Beryllium is a metal chosen for its light weight, strength and durability under a wide range of temperatures, and the “stuff” she is referring to is a collection of extremely precise actuators that allow the individual 5ft (1.5m) diameter mirrors to be precisely adjusted, relative to each other, to act together as one single mirror. “A piece of paper is about 100,000 nanometres thick,” says Barto. “We need to move those mirrors about five nanometres at a time.” It’s like adjusting the wing mirrors on a car. The actuators allow the mirrors to be tipped and tilted, only these ones can also adjust the curvature of the surface.

The fact that the mirrors can be tweaked so precisely means that, like the Hubble space telescope, the JWST will be launched into space with its mirror out of focus. Only this time, unlike when Hubble was launched, this will be deliberate.

“The mirror unfolds like a drop-leaf table and, when we first deploy, these 18 mirrors are going to be all over the place,” Barto explains. “So, we will have to find the 18 fuzzy spots in our images and from those fuzzy images figure out where to move each of these mirrors to have them line up into a single well-focused image.” That laborious and painstaking process is expected to take at least six months.

One shot only

Currently due for launch in 2018, the JWST will be stationed 1 million miles (1.5 million km) from Earth – some five times further away from us than the Moon. At that distance, servicing missions, to correct errors or fix failed components, are not an option. This puts additional pressure on the teams of scientists and engineers around the world who are working on this international space telescope, to get it right. And, for the mirrors, that means a level of precision that is difficult to get your head around.

Barto explains proudly that if the length and width of the 18-part mirror was increased so that it covered the US, and its height increased proportionally, there wouldn’t be a mountain or valley higher than two inches (5cm).

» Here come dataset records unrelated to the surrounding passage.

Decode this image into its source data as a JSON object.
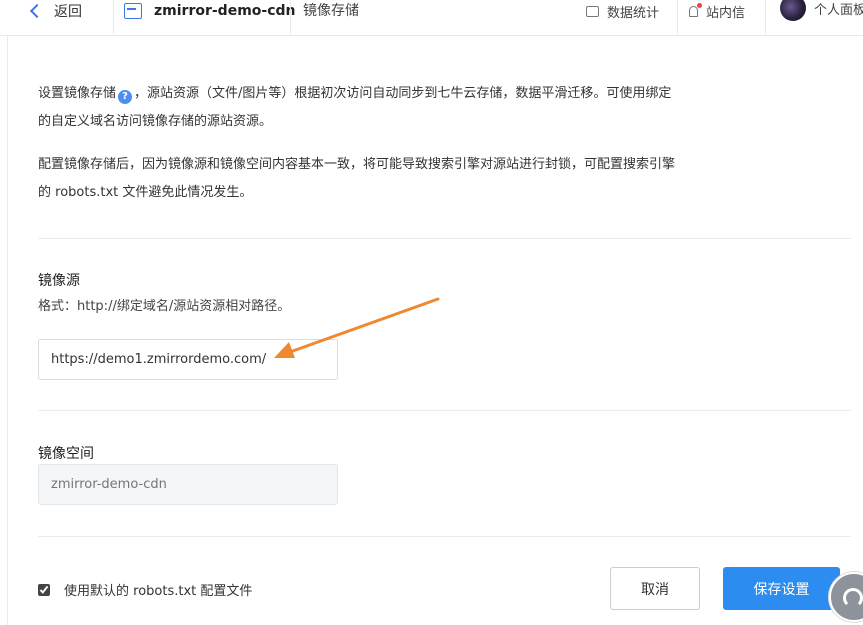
{
  "header": {
    "back_label": "返回",
    "bucket_name": "zmirror-demo-cdn",
    "page_name": "镜像存储",
    "stats_label": "数据统计",
    "messages_label": "站内信",
    "user_label": "个人面板"
  },
  "intro": {
    "p1_before": "设置镜像存储",
    "help_glyph": "?",
    "p1_after": "，源站资源（文件/图片等）根据初次访问自动同步到七牛云存储，数据平滑迁移。可使用绑定的自定义域名访问镜像存储的源站资源。",
    "p2": "配置镜像存储后，因为镜像源和镜像空间内容基本一致，将可能导致搜索引擎对源站进行封锁，可配置搜索引擎的 robots.txt 文件避免此情况发生。"
  },
  "mirror_source": {
    "title": "镜像源",
    "hint": "格式：http://绑定域名/源站资源相对路径。",
    "value": "https://demo1.zmirrordemo.com/"
  },
  "mirror_bucket": {
    "title": "镜像空间",
    "placeholder": "zmirror-demo-cdn"
  },
  "footer": {
    "robots_label": "使用默认的 robots.txt 配置文件",
    "robots_checked": true,
    "cancel_label": "取消",
    "save_label": "保存设置"
  },
  "colors": {
    "primary": "#2d8cf0",
    "annotation_arrow": "#f0882e",
    "notification_dot": "#f04040"
  }
}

As if achieving such a pristine surface was not hard enough, there’s an additional complication. The telescope will be operating in deep space, at a temperature of –243C (–405F). That’s only 30C (86F) above absolute zero, the lowest possible physical temperature. All materials, including beryllium, expand and contract with heat and cold and, although the element is extremely stable at low temperatures, the mirrors are being constructed at room temperature. Fortunately, engineers have come up with an ingenious solution to make sure the mirrors are the right shape.

“What we have to do is polish them pretty well,” explains Barto, “then we cool them down to 30 Kelvin (-243C) and look at how they change.” By taking extremely accurate measurements of any deformities, they can see how the mirrors warp. “Then we warm them up again and polish the inverse of those bumps – so if there is any lump when it’s cold, we polish in a little valley.”

So at room temperature, the mirror is slightly imperfect but at -243C, it is pristine. The upshot is, the telescope will be launched into space with deliberately bumpy mirrors and out of focus optics.

The progress of the JWST has been slow and costly. Led by Nasa, the European Space Agency and Canada, the project was started more than ten years ago. With the final price tag still to be determined, and some estimating it at around $10 billion, only last year there was still talk in Congress of withdrawing Nasa’s funding for the mission. Finally though, this amazing engineering endeavour is starting to come together. The key instruments for the telescope have been tested and delivered, the structure completed and the (folding) tennis-court sized heat shield finalised.

Next year marks the start of a gruelling four-year testing and integration process at Nasa centres in Washington and Houston. “We know we have only one chance to get it right,” says Barto.

I ask her if she will miss the mirror when the final sections are shipped to Nasa at the end of this year. “We love building it,” she says. “We’ve put in all this energy and time. But we’d love to see it leave!”